2005 was my comeback year - I had avoided The Walk for several years because of injury troubles, but having finally seen these problems overcome in 2004 I felt there was no good reason not to take part. I did have some reservations - I could remember just how tough this event gets and how hard it is to keep pushing yourself for the whole 12 hours. Anyhow, as we lined up at the start, I was determined to cover a reasonable distance, but also keen to stay in good spirits, enjoy the event, and be happy with whatever I achieved. The race began with a meditation at 7pm - it was a cool evening and we expected it to become very cold indeed by the early hours of the morning. After the meditation, we set off around the track that makes up about a fifth of the course (the other four fifths are a pavement loop around the schools and residential streets that surround the track). A few people went off at a frightening pace, but I stuck to my target of 4 laps per hour, which itself was very testing.

I managed to stay at a decent pace for the first half of the event, drinking regularly and eating solid food every three hours. I am not a trained race walker so I just adopted a simple gait with minimal arm movement - the arms can ache like crazy if you try swinging them for 12 hours and they aren't used to it! The freezing temperatures did not arrive, and we were treated to lots of musical performances from well wishers who set up their instruments at the trackside or simply stood by the roadside and sang. My own group, Ananda, came and played for a while which was great to hear - not sure how Dave managed to keep his fingers nimble enough to play guitar chords but they sounded brilliant and stayed long enough for me to pass them several times as I clocked up the laps.

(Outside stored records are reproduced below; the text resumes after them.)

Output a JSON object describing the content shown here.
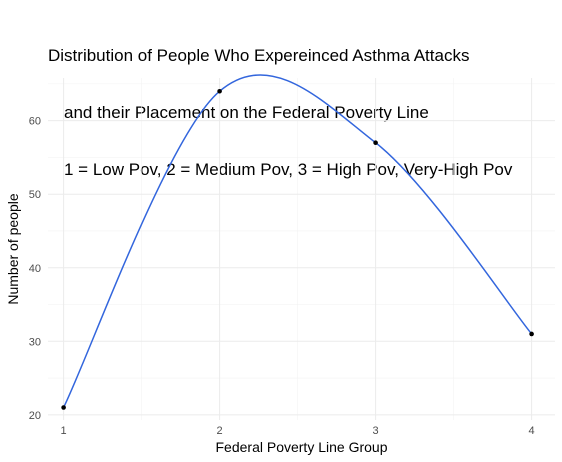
{
  "chart_data": {
    "type": "line",
    "title_lines": [
      "Distribution of People Who Expereinced Asthma Attacks",
      "and their Placement on the Federal Poverty Line",
      "1 = Low Pov, 2 = Medium Pov, 3 = High Pov, Very-High Pov"
    ],
    "xlabel": "Federal Poverty Line Group",
    "ylabel": "Number of people",
    "x": [
      1,
      2,
      3,
      4
    ],
    "values": [
      21,
      64,
      57,
      31
    ],
    "x_ticks": [
      "1",
      "2",
      "3",
      "4"
    ],
    "y_ticks": [
      "20",
      "30",
      "40",
      "50",
      "60"
    ],
    "xlim": [
      0.9,
      4.15
    ],
    "ylim": [
      19.3,
      65.8
    ],
    "grid": true,
    "smoothed": true,
    "line_color": "#3366dd",
    "point_color": "#000000"
  }
}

I had a brief spell of stardom as my name got on the leader board - first in 7th place then creeping up to 6th - but in the second half of the walk I couldn't maintain the early pace and a number of athletes with better stamina came past me. Happily, I stayed on course for the distance I was really hoping for - the 51+ miles I had managed several years before - and my spirits stayed high throughout. In the late stages my feet suffered a little - I was wearing racer-trainers for their lightness, but while their cushioning was more than adequate the support they gave my feet was a little lacking - still, you live and learn.I was kept amused at this stage by the lap counters calling out "God Save The King" each time I passed. I never did find out why, but it was always accompanied by laughter and any laughter is priceless when you are hard at it for 12 hours in an ultradistance walk! Sri Chinmoy himself came down to the course by car to inspire the runners just before dawn - he was in a meditative mood as one of his students drove him slowly around the course so he could see every participant at least once.

When the horn sounded at 7am and those 12 eternal hours were finally up, I had covered 51+ miles again on paper, but my final "part lap" that goes unrecorded was about a mile - so while this wasn't my best ever 12 hour performance it was an improvement on my previous outing, and I was well pleased. It was also my best ever postion - 12th place.

I want to thank the organisers - Pratyaya et. al. - for their amazing work in organising this event every year. Long may it continue.